That's not really true, though.
There's an entire extra campaign you can play in the Special Edition where you go with the Ink Dude (the old man that paints the tatoos on your body)
He has a nice arsenal of non-lethal weaponry but some very lethal too and his mission can also be beat with excessive slaughter.
The base game already features the ability to do non-lethal quite well and you can unlock a suit that removes lethal options all together (but makes you complete silent when running) forcing you to sneak and not kill anyone (except with the environment).
And the best part is, you unlock that suit by performing non-lethal secondary goals.
It's true that you do get the old man's weapons for yourself in the campaign, but they were just 2 or 3 and while they were neat, they were also not that much better than your default kit. The only truly unique thing it adds is non-lethal finishers, but you can do non-lethal without them.

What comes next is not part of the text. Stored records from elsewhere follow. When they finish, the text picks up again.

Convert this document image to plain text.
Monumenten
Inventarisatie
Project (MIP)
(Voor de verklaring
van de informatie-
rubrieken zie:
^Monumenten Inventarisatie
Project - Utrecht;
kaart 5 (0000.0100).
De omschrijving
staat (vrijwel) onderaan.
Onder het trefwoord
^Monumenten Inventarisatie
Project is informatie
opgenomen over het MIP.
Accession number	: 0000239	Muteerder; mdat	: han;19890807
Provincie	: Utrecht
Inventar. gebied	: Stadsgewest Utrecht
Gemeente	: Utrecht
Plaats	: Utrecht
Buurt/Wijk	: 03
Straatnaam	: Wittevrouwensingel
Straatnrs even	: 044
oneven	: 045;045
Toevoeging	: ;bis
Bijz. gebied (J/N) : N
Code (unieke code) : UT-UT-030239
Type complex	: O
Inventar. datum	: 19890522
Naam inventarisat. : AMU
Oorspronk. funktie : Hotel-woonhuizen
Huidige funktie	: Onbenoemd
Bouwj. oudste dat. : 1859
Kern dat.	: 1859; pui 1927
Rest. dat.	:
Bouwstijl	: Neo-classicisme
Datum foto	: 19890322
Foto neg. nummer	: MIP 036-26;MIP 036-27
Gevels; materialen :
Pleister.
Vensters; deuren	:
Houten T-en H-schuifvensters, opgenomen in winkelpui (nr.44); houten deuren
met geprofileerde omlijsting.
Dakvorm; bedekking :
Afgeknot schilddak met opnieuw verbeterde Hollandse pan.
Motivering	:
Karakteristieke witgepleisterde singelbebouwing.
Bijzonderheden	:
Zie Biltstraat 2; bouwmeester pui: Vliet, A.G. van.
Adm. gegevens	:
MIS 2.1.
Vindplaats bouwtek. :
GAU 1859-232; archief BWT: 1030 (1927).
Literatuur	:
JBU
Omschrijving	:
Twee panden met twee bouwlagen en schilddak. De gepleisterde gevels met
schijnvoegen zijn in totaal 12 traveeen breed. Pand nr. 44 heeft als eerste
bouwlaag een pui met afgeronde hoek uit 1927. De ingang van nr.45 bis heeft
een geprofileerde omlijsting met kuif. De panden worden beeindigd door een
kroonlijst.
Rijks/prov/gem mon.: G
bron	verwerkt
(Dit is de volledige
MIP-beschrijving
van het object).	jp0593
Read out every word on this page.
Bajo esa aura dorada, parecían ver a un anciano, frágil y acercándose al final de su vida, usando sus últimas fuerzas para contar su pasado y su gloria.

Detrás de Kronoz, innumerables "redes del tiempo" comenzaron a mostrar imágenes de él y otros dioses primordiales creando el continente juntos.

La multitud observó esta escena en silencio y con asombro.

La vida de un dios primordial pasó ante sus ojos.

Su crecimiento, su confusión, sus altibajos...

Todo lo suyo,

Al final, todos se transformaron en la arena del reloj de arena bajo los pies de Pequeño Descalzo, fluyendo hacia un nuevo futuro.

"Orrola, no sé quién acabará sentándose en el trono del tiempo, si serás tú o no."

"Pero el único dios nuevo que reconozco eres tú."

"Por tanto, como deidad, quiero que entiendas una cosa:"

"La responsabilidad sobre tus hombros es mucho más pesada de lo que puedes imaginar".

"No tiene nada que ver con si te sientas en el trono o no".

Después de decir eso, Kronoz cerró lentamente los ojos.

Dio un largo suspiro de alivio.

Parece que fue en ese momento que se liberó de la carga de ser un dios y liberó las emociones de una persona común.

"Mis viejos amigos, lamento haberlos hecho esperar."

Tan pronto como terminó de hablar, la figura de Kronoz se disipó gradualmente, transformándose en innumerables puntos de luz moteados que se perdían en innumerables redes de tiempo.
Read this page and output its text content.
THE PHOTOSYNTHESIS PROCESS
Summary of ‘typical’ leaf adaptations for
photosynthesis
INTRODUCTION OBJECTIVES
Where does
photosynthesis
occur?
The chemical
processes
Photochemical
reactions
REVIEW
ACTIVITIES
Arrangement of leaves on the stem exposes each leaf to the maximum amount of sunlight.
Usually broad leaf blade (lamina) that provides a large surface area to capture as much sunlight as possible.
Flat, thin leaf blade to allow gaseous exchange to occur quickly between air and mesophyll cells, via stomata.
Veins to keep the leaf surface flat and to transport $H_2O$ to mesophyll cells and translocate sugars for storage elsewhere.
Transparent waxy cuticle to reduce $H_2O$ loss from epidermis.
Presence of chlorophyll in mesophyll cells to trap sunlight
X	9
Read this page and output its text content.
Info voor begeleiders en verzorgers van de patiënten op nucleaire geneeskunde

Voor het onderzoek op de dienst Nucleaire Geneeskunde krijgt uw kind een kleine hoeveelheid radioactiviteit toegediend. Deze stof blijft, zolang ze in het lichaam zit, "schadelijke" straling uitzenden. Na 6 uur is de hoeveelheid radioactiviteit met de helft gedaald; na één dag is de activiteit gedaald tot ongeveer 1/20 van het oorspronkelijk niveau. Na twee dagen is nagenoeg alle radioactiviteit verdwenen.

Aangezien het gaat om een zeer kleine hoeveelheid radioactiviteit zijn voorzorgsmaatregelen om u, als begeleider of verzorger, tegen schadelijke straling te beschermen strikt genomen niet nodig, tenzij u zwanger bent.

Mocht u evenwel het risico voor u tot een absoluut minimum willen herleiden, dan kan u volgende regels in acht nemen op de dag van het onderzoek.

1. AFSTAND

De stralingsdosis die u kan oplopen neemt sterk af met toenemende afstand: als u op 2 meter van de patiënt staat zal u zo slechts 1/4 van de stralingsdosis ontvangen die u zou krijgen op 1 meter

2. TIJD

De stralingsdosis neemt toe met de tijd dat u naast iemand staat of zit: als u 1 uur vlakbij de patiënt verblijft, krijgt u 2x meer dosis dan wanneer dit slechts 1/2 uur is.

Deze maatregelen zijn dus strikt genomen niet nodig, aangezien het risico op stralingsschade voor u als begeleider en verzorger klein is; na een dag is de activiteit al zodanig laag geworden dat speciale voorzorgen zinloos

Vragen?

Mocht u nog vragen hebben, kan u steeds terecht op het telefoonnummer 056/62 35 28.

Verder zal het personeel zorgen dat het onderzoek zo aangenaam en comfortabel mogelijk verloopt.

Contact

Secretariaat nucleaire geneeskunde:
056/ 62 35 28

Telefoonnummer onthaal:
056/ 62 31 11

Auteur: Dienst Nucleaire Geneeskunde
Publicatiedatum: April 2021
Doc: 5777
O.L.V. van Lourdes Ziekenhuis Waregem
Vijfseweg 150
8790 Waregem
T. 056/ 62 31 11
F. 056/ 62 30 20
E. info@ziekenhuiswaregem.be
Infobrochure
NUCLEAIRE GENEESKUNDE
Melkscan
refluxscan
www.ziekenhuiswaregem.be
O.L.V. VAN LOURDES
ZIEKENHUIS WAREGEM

Played it, was really great at some things, not so much in others.
One thing I really loved is that it did the "small thing in a big world" very well. Guards look fucking huge compared to you and when you go to the outside areas, you look at all the space you can walk around and it's gorgeous, especially since you move vertically a lot as well. Graphically, the game is amazing specifically for this.
It also had the cloning mechanic that was pretty neat and let you do some nice stuff. It kinda ruins the idea of 100% pure stealth, though but the ending plot twist using a gameplay mechanic you grow so familiar was genious.
What I didn't liked was something that many stealth games suffer from. Levels end up feeling a lot like some sort of puzzle for you to figure out with solutions conveniently placed around by the Devs that you can spot and use.
I get that this is a philosophy in game design that a lot of people enjoy, but I really don't like reaching a room and seeing the main door with a guard (combat route), a second route by a hole in the wall up some ledges (the sneak route) and a fruit bowl where the guard is always eating (the assassin route).
The fun thing in stealth is studying the situation and coming up with your own plan to beat it, not have these readily available and very convenient solutions for you that are so obvious they might as well make it a QTE.
You'd often see many different paths that you'd try to take only to find they are dead ends because, to pass into the next area or section of this area, you'll have to go through this specif part of the map that is only connected in these very specific routes. It's a bit disapointing.
I'd much prefer a stealth game to give me impregnable fortresses with guards on realistic patrols and architecture that makes sense so I'd have to adapt and use common sense.